In search of real criticism

Can games be art? Roger Ebert argued that they couldn’t. He was wrong. Any narrative medium can produce art. But I’m not sure we’re producing many examples that meet that definition.

Let’s be honest: everyone keeps talking about BioShock because it had something to say and said it with competence and style, not because what it had to say was especially profound. Had it been a movie or a book, I doubt it would have gotten much attention.

Part of that is because the industry’s economics don’t provide fertile ground for auteurs. This begs the question: given the inherent conservatism in the way the industry makes decisions about content, would we be making more art if customers demanded it? Probably, but that’s not the core audience for most triple-A games. Besides, very few sources are providing audiences with the tools to even recognise art when they encounter it. I’m speaking, of course, about the lack of genuine criticism in games.

For the past year, when I speak at conventions, I’ve been asking gamers, and game devs, what a critic does. The only answer I’ve received is that a critic tells you whether a game is good or bad. Or, worse, that a critic tells you whether to buy a game.

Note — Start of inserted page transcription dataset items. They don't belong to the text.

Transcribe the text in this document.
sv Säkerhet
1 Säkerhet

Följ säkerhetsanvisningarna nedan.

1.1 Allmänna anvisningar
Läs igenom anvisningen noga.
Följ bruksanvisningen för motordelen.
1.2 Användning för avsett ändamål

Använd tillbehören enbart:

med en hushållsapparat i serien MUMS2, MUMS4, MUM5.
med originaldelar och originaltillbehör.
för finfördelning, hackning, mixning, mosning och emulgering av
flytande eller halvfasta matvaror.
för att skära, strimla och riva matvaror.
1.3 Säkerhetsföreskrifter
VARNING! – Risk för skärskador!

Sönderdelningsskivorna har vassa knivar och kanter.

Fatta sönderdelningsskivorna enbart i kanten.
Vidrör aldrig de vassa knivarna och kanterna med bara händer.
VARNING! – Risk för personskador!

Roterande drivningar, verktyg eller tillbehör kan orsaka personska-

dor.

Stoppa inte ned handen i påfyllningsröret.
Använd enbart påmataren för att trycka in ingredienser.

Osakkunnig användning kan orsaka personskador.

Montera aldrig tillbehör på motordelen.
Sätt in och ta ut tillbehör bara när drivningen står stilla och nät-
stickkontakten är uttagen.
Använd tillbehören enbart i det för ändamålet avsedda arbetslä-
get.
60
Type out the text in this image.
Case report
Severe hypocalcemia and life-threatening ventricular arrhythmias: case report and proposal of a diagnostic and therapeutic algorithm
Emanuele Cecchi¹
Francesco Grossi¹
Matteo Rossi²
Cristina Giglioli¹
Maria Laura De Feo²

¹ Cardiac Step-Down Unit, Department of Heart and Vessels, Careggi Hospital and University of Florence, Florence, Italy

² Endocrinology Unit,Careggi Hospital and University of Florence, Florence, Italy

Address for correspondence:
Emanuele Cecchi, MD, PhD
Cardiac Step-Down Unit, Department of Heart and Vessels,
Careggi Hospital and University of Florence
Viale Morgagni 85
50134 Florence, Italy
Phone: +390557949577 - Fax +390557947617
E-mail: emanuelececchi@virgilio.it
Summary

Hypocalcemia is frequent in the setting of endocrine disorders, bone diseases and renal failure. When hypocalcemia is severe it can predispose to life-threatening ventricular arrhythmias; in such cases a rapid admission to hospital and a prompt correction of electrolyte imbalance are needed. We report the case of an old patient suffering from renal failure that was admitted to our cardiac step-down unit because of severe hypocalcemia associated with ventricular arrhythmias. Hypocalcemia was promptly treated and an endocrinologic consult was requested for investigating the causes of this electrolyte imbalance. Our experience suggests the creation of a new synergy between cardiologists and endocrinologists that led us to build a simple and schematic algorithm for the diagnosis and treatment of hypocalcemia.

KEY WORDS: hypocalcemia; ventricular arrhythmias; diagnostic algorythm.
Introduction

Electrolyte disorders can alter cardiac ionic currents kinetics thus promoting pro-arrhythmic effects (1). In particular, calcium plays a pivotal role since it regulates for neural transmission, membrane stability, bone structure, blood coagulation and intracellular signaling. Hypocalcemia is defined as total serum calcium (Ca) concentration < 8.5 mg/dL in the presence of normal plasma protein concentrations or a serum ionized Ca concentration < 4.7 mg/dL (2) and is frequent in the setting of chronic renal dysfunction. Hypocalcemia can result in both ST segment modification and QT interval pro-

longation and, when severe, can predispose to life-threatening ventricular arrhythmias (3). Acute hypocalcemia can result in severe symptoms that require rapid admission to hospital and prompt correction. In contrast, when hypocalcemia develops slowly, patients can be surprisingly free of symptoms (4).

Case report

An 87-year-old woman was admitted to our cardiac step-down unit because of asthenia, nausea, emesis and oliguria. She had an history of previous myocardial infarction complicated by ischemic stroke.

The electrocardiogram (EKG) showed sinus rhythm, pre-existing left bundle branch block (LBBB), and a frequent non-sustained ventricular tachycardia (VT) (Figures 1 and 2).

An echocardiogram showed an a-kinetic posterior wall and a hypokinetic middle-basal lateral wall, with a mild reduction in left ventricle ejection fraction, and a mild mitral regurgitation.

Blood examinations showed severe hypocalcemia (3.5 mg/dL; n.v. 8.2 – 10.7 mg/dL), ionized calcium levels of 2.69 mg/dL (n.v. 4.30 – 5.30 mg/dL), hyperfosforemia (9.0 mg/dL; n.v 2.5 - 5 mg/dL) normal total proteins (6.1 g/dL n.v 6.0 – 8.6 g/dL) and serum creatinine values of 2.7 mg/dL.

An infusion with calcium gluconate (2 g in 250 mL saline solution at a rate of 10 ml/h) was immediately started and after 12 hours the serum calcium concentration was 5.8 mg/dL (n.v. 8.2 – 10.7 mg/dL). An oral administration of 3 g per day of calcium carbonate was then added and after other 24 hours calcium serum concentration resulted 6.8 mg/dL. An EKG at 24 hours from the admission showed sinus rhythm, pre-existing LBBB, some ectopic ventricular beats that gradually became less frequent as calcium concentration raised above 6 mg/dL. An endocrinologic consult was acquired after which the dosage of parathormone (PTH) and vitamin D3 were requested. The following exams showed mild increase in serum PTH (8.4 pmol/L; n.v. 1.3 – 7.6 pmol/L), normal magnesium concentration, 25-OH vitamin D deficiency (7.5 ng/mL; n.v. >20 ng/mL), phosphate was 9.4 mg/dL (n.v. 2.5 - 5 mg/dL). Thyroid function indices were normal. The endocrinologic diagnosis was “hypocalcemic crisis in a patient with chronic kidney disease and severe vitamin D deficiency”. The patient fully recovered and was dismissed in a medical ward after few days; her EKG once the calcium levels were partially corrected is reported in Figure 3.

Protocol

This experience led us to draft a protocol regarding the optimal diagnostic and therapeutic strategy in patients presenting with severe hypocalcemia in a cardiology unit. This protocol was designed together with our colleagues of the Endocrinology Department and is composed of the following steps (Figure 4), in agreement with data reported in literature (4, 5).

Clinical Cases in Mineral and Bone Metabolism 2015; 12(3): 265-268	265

Given the corporate entanglements between game companies and many review sites, that last bit is especially chilling.
I die a bit inside, sitting here with a literary criticism degree, every time I hear that.

The role of the critic isn’t purely that of tastemaker or judge – the critic is a guide, an educator, and an interpreter. The critic makes subtext text, traces themes, and fills in white space. Put another way, the critic helps the audience find deeper meaning in a piece of art. Or: the critic teaches the audience the rules of the games artists play so that they’re on a level ground with the artist.

One only has to compare movie or TV reviews in any mainstream publication, in which at least some critical analysis beyond “is this movie worth watching?” is fairly standard, with most of the entries on major game review sites, which tend to focus on specifying what content is in the game and whether it’s fun. In an economic sense, such reviews certainly serve consumers, but they’re not exactly serving those who consume media. (That’s not to say that no one’s doing real criticism: there are plenty of brilliant game critics – mostly writing for sites outside the mainstream.)

I read reviews of my favourite TV shows on the A.V. Club and other sites after I’ve watched the show, because I learn things from those writers. It’s part of the digestive process, and I get insight from it. I’ve rarely had reason to read game reviews after playing the game.

Video games are a geek medium, and the hallmark of the geek is passion and deep engagement. In theory, with an audience primed to devour and pore over every detail, the back-and-forth conversation we have through games should be richer than other media. It’s not. And I wonder if that’s because very few people are teaching gamers the rules of the critical game.